Question 049: Chi
I found an interesting documentary on Shaolin Gung-Fu and monks: http://youtube.com/watch?v=jCtp44coLvA. I would like some opinions on the part concerning "ch" and the forms. Chinese forms are exceptionally beautiful, and especially full of grace and fluidity compared to the hard, linear thrusting of karate kata and Taekwondo patterns.
Reply
The movements in Kung Fu forms are graceful, just as the movements in ballroom dancing, synchronized swimming, or ice skating are graceful. However, graceful does not translate to useful. If any of this was effective, you would think at least ONE Kung Fu "master" would be a world champion boxer, ultimate fighter, football or basketball player, etc. As demonstrated in so many combative sports and other physical endeavors, basic hard, linear, focused, controlled, and powerful movements are much more effective than soft, circular, "beautiful" movements. As a performance art, Kung Fu is beautiful, as a combative art, it is more hype than substance. No Kung Fu master of any time in history could stop Mike Tyson or Chick Liddel with Kung Fu techniques.

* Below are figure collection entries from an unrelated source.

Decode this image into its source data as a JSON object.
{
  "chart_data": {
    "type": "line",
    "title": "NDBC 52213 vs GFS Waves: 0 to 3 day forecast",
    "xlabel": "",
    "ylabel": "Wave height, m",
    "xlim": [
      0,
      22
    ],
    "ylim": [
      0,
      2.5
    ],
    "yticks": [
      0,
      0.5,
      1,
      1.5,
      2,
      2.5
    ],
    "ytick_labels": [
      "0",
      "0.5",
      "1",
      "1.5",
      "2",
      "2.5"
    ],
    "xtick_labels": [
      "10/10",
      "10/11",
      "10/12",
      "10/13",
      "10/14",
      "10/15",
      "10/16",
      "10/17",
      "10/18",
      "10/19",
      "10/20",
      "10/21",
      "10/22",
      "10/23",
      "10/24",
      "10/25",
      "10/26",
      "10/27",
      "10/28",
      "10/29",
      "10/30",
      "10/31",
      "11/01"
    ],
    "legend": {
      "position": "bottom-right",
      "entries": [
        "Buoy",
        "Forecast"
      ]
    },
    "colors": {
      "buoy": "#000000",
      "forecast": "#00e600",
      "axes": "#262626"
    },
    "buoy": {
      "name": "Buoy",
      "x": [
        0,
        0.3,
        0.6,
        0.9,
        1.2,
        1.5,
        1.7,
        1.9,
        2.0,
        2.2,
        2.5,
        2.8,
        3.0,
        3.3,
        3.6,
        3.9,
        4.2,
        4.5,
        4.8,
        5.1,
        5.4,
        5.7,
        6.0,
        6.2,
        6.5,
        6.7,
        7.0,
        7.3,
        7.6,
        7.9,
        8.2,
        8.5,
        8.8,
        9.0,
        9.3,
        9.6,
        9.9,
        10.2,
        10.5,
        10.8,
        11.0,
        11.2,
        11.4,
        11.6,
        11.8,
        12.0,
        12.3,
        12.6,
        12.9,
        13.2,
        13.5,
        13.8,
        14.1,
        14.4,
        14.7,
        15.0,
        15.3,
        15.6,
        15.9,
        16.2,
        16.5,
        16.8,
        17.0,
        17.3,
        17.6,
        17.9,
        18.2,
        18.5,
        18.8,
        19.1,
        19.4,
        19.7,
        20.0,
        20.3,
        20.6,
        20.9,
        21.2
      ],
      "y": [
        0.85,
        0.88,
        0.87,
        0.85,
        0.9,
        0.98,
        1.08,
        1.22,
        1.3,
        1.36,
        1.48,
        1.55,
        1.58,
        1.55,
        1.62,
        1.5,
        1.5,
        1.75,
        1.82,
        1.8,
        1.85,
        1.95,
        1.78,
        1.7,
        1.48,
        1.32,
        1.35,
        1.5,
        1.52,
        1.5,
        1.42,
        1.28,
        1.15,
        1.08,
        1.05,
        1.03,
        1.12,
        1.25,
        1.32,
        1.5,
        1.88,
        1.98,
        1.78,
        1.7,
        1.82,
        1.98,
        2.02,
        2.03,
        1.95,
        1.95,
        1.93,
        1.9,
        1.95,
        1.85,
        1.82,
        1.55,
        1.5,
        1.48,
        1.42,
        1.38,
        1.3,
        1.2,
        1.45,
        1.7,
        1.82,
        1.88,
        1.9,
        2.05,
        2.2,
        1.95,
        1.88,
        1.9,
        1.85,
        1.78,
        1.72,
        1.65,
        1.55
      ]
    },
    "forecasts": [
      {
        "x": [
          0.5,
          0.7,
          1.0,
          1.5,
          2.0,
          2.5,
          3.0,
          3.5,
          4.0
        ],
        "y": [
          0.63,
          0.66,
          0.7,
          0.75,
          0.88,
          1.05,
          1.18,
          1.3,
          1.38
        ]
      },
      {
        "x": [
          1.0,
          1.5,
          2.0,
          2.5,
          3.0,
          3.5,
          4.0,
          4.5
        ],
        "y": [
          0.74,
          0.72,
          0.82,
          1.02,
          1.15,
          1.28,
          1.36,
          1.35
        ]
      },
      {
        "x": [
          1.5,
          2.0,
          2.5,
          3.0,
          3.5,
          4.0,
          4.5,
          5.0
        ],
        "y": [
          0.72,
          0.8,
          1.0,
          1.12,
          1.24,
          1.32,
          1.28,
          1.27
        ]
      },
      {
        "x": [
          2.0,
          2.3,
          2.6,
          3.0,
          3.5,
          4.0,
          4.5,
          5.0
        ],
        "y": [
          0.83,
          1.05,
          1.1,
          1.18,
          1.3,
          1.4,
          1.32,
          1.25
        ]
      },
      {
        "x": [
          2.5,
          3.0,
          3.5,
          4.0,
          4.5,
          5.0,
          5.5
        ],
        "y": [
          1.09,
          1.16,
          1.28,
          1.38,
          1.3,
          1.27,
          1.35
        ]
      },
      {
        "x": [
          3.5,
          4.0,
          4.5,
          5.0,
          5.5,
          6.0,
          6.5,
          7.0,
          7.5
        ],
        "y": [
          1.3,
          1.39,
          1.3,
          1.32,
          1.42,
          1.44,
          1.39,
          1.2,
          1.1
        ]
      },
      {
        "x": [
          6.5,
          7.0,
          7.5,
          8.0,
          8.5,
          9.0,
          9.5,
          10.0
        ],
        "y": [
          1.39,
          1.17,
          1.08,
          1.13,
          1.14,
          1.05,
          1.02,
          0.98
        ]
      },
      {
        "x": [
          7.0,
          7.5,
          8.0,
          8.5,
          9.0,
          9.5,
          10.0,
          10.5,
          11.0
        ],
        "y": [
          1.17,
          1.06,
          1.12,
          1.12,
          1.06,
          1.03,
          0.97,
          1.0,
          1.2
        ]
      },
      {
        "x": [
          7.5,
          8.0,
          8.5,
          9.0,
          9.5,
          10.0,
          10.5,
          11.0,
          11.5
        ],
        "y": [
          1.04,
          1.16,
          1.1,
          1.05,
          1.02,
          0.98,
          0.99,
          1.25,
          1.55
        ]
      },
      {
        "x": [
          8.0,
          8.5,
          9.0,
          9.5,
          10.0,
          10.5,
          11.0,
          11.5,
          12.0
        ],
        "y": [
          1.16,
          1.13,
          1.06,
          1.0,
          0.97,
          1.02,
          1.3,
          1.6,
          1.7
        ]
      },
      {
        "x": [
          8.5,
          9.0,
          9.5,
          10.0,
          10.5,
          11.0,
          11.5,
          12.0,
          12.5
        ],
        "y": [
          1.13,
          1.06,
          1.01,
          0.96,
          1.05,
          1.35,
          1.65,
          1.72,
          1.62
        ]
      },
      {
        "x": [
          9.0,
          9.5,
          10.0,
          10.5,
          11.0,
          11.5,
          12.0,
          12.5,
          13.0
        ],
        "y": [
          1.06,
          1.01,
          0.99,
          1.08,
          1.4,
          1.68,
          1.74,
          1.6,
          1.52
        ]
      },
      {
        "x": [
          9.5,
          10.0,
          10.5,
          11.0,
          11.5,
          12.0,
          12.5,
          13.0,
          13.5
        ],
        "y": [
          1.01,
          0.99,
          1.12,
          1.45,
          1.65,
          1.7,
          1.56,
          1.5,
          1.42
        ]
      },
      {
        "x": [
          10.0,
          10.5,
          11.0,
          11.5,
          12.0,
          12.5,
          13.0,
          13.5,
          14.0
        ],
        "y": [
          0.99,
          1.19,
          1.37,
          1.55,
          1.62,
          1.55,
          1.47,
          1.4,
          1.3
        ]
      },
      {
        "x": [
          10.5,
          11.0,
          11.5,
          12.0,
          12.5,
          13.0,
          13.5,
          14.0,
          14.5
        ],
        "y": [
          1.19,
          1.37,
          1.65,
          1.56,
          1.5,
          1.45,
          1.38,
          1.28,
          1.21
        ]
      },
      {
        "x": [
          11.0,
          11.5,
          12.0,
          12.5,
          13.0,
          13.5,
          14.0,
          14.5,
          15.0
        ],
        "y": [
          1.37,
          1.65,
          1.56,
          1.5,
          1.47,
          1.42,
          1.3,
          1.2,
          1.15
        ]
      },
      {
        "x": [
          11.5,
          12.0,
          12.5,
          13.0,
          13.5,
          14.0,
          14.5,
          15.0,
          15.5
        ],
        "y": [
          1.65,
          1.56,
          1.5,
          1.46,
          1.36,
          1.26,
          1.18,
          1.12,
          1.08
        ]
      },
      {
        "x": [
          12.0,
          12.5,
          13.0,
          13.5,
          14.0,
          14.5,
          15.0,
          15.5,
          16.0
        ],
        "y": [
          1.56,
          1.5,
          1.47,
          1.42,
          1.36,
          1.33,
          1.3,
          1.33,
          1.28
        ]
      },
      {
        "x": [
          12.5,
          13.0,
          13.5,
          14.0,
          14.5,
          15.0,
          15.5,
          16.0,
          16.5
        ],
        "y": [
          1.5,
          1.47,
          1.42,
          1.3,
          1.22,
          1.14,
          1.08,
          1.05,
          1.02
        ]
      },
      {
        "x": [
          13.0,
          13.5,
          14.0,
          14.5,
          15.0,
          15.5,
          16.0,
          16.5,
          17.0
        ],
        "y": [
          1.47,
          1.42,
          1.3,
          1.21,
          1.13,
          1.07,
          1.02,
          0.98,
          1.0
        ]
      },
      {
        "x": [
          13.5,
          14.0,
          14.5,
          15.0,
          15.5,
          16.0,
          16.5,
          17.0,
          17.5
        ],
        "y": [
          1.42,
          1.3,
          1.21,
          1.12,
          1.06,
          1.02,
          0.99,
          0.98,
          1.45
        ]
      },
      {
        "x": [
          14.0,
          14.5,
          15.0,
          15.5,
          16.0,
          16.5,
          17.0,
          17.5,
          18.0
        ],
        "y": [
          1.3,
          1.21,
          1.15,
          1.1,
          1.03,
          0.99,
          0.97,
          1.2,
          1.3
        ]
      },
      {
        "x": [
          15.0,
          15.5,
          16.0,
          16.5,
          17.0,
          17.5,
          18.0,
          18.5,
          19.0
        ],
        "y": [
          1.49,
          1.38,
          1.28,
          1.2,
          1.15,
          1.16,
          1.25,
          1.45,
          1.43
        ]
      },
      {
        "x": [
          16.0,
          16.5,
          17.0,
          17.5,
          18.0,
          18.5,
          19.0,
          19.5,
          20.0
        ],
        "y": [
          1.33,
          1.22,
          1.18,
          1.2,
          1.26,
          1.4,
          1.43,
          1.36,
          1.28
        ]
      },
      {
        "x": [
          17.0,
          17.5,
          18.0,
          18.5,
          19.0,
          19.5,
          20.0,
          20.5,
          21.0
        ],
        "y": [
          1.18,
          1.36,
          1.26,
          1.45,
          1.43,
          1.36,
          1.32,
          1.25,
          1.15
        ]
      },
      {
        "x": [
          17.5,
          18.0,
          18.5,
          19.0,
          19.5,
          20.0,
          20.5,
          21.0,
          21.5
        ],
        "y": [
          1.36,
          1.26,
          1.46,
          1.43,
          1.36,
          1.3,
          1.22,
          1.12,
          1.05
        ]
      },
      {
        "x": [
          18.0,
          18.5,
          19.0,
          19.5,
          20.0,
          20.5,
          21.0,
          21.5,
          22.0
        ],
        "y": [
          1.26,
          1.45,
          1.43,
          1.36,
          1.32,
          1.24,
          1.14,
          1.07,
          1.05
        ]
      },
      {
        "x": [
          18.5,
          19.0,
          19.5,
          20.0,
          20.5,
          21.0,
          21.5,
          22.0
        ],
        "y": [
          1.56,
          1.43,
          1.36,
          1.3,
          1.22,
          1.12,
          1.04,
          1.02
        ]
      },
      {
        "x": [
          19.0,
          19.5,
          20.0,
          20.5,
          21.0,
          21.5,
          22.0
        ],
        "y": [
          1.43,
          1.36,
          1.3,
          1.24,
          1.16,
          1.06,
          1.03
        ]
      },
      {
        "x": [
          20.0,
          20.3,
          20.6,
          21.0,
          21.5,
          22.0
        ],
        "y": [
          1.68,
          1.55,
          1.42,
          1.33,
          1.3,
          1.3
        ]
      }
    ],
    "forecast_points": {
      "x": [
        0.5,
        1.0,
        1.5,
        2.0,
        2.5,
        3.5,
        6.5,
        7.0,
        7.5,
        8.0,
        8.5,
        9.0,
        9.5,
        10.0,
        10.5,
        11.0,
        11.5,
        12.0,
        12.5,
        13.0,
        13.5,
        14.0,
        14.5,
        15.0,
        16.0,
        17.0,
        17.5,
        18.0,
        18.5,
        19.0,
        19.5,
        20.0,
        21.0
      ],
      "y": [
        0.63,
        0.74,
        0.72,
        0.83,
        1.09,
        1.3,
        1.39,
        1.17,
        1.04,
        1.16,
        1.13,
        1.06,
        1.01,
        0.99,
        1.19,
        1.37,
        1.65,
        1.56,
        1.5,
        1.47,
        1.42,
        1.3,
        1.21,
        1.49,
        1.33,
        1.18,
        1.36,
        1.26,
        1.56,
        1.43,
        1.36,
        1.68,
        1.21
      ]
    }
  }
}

Extreme flexibility is genetic, not trained. A normal person can train and increase flexibility, but extreme flexibility requires extremely elastic ligaments. During the Cold War, communist countries tested children, found the ones with special genetic abilities, and then forced trained the children to exploit these abilities in the Olympics. In Kung Fu, Yoga, and such, thousands of children are force trained at a young age, and then the ones with extreme flexibility ability, or some other special ability, are selected and trained to become "masters." My question is: what happens to the ones who have average genetic composition? What are they trained to do, or are they just discarded?
Start young and indoctrinate, that is the mantra of Kung Fu and other such cults. Does any of this bring the terms brainwashing and child abuse to mind? Just because you have some noble purpose in mind, it does not negate the wrongfulness of what you are doing. Adults can choose whether to harm themselves or not, children have no choice.
Each of the stunts performed in the video is claimed to require hours of training each day in the skill. If you add up all the required hours, they total more than 24 hours. Therefore, it is obvious that no one person can master all the skills. However, if one child is forced to perform a particular skill for hours a day for years, that one child can become a "master" in that skill. Then this "master" performs his particular skill and the martial art promoters imply that all the masters can perform all the skills equally well. Just as in any other sport, the team as a whole may be able to do every skill required in the sport, but each individual team member cannot excel in all aspects of the sport.
If you must feed, clothe, and house yourself and your family, how are you able to train so many hours a day? In ancient times, it took a lot of time and effort just to survive, so the average villager did not have the time to train in a fighting art. For a person to train the required hours, someone or some group had to pay for the training. Sometimes, the group paid the family for the child or the family gave up the child for the good of the family, or to please the group they had been indoctrinated to support.